The story appears to be simple but the reality is very harsh. For none of the fault of the taxpayer, the taxpayer was forced to approach the Jurisdictional High Court at Bengaluru and also there is no mention in the order on cost as the same was not insisted up on by the taxpayer as his entire focus was on avoiding the duplicate demand.

The relevant facts of the case are not fully available as The order in WP (T-RES) dated 19/02/2026 passed by the Karnataka High Court in the matter of Bangalore Steel Distributors Vs. Assistant Commissioners ( Jurisdictional, preventive unit and also the State Tax in Karnataka) is the simplest one and issue was decided based on the fact that  it was uncontroverted.

The operative portion reads as:

“4. Further, learned counsel for the petitioner submits that the supplier has filed GSTR-1 and 3B Returns and same are reflected in GSTR-2A of the petitioner. This submission of the petitioner may be taken note of for the present, however, such submission is subject to adjudication before the authority.

5. Accordingly, petition is allowed. All contentions are kept open. Petitioner to appear before respondent No.1 without further notice on 18.03.2026 and is at liberty to produce fresh documents.”

A perusal of the above judgement reveals several flaws not only in the order but in the entire system of administration of GST across India. Let me justify my above allegation to the extent that is possible by me with the limited knowledge I possess on GST.

Case 1: I have a live case being handled by me where a demand was raised for 2022-23 demanding tax as well as interest based on differences between GSTR 1 and GSTR 3. However, when the issue was examined by me, I observed that certain omissions in monthly returns were detected at the time of filing annual return and applicable tax and interest duly paid in December 2023 itself for which identical demand was raised in 2025. It appears that the dealing officer has time as well as energy to detect a defect but does not have the patience to check the status of payment before issuing the show cause notice. SCN, three personal hearing reminders as well as the adjudication order itself were  posted only under additional notices in GST portal which the taxpayer noticed when a call came from the tax officer to instruct him to pay the taxes. We approached him again by way of rectification, but the tax officer had the courage to reject the rectification forcing us to move to First Appellate Authority after 10% pre deposit despite the fact that 100 % of tax demand as well as applicable interest were duly paid.

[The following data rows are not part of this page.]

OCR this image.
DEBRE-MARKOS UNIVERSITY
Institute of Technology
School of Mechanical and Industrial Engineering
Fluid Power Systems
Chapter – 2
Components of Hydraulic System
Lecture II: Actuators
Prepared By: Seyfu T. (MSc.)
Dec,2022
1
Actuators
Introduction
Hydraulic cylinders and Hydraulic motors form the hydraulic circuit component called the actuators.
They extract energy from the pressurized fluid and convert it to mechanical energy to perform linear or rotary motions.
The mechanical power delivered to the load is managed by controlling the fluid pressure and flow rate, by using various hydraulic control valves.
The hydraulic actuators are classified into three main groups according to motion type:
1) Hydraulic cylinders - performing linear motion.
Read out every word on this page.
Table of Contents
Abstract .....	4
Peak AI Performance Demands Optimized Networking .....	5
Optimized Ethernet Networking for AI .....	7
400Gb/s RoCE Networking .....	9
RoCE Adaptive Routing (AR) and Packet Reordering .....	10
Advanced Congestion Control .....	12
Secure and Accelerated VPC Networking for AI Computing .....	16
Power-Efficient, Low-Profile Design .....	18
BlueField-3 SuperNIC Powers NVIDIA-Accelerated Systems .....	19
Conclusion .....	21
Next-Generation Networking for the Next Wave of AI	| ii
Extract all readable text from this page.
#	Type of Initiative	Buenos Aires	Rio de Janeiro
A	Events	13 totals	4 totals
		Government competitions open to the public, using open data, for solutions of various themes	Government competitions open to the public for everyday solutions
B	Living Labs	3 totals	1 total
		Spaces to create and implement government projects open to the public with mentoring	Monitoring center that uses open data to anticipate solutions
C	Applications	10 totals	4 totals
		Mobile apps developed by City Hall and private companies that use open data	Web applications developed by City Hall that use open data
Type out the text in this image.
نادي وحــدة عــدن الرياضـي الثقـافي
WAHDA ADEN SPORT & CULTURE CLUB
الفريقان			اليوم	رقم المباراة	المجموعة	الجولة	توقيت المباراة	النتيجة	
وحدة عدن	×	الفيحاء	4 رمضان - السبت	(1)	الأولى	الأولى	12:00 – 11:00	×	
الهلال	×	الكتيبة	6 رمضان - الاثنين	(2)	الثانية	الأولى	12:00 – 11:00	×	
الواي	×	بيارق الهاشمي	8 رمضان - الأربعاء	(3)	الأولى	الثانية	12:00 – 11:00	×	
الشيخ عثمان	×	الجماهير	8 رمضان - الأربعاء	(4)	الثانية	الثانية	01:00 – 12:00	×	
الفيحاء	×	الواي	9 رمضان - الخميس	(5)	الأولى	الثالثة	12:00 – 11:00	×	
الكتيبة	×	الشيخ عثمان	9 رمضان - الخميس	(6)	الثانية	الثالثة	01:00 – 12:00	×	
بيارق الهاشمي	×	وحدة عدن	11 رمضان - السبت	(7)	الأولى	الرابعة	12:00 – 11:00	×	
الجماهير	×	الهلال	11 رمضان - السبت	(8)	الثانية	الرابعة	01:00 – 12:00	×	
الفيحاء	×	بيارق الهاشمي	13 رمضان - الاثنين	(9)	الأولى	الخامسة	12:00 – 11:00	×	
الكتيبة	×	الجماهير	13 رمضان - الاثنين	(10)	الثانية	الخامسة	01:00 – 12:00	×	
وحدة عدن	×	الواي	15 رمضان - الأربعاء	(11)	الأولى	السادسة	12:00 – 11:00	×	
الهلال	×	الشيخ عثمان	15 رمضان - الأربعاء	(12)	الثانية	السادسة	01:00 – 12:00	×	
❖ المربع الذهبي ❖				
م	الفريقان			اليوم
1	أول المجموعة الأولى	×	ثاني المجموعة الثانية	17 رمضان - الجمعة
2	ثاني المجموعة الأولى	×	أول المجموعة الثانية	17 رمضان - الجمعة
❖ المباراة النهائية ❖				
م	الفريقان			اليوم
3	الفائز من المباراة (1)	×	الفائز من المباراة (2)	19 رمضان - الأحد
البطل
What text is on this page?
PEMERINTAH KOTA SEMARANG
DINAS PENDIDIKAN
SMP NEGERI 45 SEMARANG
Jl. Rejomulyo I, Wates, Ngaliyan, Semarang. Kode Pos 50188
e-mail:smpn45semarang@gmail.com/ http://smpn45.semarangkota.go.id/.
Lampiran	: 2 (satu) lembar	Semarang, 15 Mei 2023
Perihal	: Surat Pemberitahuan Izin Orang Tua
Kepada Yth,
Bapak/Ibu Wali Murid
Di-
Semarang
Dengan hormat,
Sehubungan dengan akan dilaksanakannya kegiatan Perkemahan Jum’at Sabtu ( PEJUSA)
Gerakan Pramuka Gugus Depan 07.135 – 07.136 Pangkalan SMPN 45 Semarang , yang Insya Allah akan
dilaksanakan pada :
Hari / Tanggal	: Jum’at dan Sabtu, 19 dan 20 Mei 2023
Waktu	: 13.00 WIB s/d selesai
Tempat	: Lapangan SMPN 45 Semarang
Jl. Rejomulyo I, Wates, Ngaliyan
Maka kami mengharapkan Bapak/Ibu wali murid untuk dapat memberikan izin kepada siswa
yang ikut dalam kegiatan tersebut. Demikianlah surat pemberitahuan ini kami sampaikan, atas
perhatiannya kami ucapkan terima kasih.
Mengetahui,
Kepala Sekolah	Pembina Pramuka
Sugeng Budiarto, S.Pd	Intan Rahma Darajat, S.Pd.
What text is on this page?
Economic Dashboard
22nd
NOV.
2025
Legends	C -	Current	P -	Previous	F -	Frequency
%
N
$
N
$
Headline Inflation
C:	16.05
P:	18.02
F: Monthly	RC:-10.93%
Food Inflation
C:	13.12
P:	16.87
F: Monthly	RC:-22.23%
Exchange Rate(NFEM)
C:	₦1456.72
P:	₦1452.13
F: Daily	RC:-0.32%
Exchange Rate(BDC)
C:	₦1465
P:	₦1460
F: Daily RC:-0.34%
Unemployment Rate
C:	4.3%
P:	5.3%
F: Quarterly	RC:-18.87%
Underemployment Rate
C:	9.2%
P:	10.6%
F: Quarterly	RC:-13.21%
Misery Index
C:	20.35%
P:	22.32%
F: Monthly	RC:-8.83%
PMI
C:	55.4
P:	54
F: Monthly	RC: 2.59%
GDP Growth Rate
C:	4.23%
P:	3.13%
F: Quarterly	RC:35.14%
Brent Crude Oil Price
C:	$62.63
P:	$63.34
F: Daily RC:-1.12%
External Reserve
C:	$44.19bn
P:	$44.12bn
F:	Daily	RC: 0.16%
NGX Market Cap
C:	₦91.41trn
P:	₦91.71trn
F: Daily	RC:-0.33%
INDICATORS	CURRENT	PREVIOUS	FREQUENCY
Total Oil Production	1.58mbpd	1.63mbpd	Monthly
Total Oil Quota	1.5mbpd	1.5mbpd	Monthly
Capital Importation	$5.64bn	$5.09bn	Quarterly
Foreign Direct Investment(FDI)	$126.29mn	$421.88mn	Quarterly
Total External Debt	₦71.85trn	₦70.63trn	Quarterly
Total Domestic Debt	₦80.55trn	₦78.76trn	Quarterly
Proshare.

In my view, I gave the opportunity to the tax officer to correct the errors on non- servicing the SCN in an effective manner, raising a wrong demand as well as violation of Section 75(4). The tax officer is very comfortable in not listening to any of my arguments and also to pass orders which are most likely to be quashed with imposition of cost on the concerned tax officer when the matter reaches the competent  court.

Case 2: In the case of Sri Velavan fire works, Sivakasi duplicate proceedings were initiated resulting in double payment of GST. The Maduari bench of Madras High Court simply quashed the second order confirming demand of GST which was already paid.

Case 3: Kindly refer to my article published on 26/02/2026 on the topic stop this kind of atrocity immediately to get full details.

There are several other cases as well which we shall look in the next few articles.

If at all we must focus on productive work and make more GST payment to Government by doing business in a much better manner very well without wasting time on AVOIDABLE LITIGATION,  which happens due the poor understanding of their powers by the respective tax officials, it is high time that all taxpayers must insist on not only seeking required relief but also on imposing cost in deserving cases. It is not a child’s play to file a writ in the jurisdictional high court especially by the MSME sector due to applicable inherent cost and professional fees of the dealing advocates.

In case we start insisting on not only tax relief but also on imposition of cost, the respective jurisdictional high courts may  by exercising their prerogative rights impose cost at least in few deserving cases. In case that happens, the purpose of this article is fully achieved.